First I went to the little blue penguins. These are the smallest penguins in the world and I was far away from them because I chose the free observation point. And my camera is not that good at zooming. So I didn’t take much photos. I could recognize that they are supposed to be penguins because of their cute way of walking but still, it was a bit disappointing. They just walked a few meters and disappeared behind the rocks.
Another day I biked to the yellow ones but I didn’t see any. Some people were waiting there for 2 hours and they told me that they already saw 7. Since the yellow eyed penguins don’t have a schedule, it’s not that easy to find out when they come.
Later I heard that I could go to the little blue penguins in the night and hang out with them. So I biked there with a Korean guest of the hostel at 11pm and indeed, a lot of them were chilling at the shore. When we went closer, some of them ran away, some of them stayed. Photos have been made.
If you want to see penguins in Oamaru, the best choice is the little blue ones in the late evening, about two hours after their official arrival time.
When I arrived to Oamaru, the first sign I saw was that it’s the steampunk capital of New Zealand. Some flyers said that it’s even the steampunk capital of the world! I’m not sure if the so called Steampunk Museum in the downtown is the reason or the consequence of this title. Anyway, I took a look there.
Steampunk is modern technology powered by steam and set in the 1800’s, says my recent google search result. So the “steam” part is obvious, and as for the “punk” part, it “comes from going against convention that, through creativity and declaration of one’s individuality be it through style, gadgets, or attitude, sets one apart.” Okay, I don’t want to go deeper because it doesn’t look too exciting to me, the point is that I went there and saw a lot of creatively constructed metal statues, some of them doing weird things. Like an organ making stupid noises.

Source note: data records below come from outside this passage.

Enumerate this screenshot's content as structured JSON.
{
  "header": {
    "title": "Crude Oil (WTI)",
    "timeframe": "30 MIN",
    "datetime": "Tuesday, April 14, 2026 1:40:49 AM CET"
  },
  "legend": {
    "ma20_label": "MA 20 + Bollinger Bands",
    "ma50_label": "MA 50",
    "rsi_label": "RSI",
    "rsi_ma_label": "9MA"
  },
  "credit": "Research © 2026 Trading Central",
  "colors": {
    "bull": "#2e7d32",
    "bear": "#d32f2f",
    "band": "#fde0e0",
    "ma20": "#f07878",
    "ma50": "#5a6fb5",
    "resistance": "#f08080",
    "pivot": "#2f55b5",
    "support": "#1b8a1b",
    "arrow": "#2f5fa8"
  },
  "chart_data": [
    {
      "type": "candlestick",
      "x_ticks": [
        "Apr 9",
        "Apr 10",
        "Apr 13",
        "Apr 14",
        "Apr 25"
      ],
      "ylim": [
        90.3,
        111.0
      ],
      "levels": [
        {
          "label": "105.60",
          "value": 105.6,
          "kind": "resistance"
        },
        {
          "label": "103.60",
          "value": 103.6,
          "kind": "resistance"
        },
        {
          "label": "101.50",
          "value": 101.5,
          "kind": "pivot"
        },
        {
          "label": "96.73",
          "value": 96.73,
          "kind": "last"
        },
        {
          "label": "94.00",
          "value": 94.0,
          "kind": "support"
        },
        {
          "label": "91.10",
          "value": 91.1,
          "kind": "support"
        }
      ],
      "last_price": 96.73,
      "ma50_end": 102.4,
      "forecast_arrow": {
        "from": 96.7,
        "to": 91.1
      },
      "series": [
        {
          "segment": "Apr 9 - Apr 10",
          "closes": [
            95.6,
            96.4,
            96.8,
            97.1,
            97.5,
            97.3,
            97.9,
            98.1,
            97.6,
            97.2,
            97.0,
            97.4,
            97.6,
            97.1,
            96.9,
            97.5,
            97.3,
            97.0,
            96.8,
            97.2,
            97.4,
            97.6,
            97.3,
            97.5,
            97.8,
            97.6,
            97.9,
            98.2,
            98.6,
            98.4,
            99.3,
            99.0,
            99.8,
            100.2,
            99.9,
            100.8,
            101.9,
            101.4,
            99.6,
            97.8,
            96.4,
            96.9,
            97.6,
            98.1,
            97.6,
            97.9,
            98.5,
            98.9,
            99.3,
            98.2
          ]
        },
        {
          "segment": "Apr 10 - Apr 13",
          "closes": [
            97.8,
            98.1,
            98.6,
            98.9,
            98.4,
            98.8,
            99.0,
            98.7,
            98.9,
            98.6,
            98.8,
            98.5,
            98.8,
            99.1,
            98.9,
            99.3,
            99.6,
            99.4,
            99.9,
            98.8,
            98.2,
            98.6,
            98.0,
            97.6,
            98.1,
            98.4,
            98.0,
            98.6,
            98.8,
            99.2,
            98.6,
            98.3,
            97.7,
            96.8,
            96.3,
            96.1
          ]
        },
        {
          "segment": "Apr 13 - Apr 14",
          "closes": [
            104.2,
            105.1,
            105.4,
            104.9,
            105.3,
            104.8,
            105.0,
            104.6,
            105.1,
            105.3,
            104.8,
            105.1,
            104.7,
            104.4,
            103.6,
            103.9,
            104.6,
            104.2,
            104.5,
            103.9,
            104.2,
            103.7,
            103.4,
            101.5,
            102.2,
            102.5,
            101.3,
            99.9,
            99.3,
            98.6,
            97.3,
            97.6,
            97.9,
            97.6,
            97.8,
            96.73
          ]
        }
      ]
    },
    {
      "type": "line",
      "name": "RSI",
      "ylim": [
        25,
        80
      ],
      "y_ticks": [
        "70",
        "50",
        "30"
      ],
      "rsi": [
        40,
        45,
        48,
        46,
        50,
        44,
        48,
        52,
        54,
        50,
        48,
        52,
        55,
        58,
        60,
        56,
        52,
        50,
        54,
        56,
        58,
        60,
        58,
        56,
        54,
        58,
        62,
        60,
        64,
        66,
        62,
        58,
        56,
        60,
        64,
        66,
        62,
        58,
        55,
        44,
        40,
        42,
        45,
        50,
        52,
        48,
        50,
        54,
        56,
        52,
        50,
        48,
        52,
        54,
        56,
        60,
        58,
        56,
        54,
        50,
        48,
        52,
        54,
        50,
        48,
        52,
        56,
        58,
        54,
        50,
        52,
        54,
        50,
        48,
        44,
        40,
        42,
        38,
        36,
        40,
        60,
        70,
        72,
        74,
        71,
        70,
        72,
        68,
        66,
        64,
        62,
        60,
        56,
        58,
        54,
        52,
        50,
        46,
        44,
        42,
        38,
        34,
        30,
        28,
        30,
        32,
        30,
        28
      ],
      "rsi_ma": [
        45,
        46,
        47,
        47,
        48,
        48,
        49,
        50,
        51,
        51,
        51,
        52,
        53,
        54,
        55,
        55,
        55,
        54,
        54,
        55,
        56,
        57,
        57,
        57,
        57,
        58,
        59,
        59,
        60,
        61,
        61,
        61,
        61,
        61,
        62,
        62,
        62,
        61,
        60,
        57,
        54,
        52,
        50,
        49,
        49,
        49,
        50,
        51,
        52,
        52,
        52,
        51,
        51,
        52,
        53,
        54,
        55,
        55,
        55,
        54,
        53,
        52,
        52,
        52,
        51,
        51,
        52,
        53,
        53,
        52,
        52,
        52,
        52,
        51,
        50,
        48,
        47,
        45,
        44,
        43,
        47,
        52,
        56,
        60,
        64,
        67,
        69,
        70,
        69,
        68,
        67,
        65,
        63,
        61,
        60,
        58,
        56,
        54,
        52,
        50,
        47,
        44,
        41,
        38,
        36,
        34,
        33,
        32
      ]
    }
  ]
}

There was only 2 rooms in the museum and an outdoor area (plus the portal, which was a small room with walls made of mirrors that made it look like a huge room) with around 20 smaller and bigger constructions. The ticket was 5$ which is more or less the highest price that I’d pay for such an exhibition.
But if you, dear blog reader have a secret perversion towards steampunk, this is definitely your place!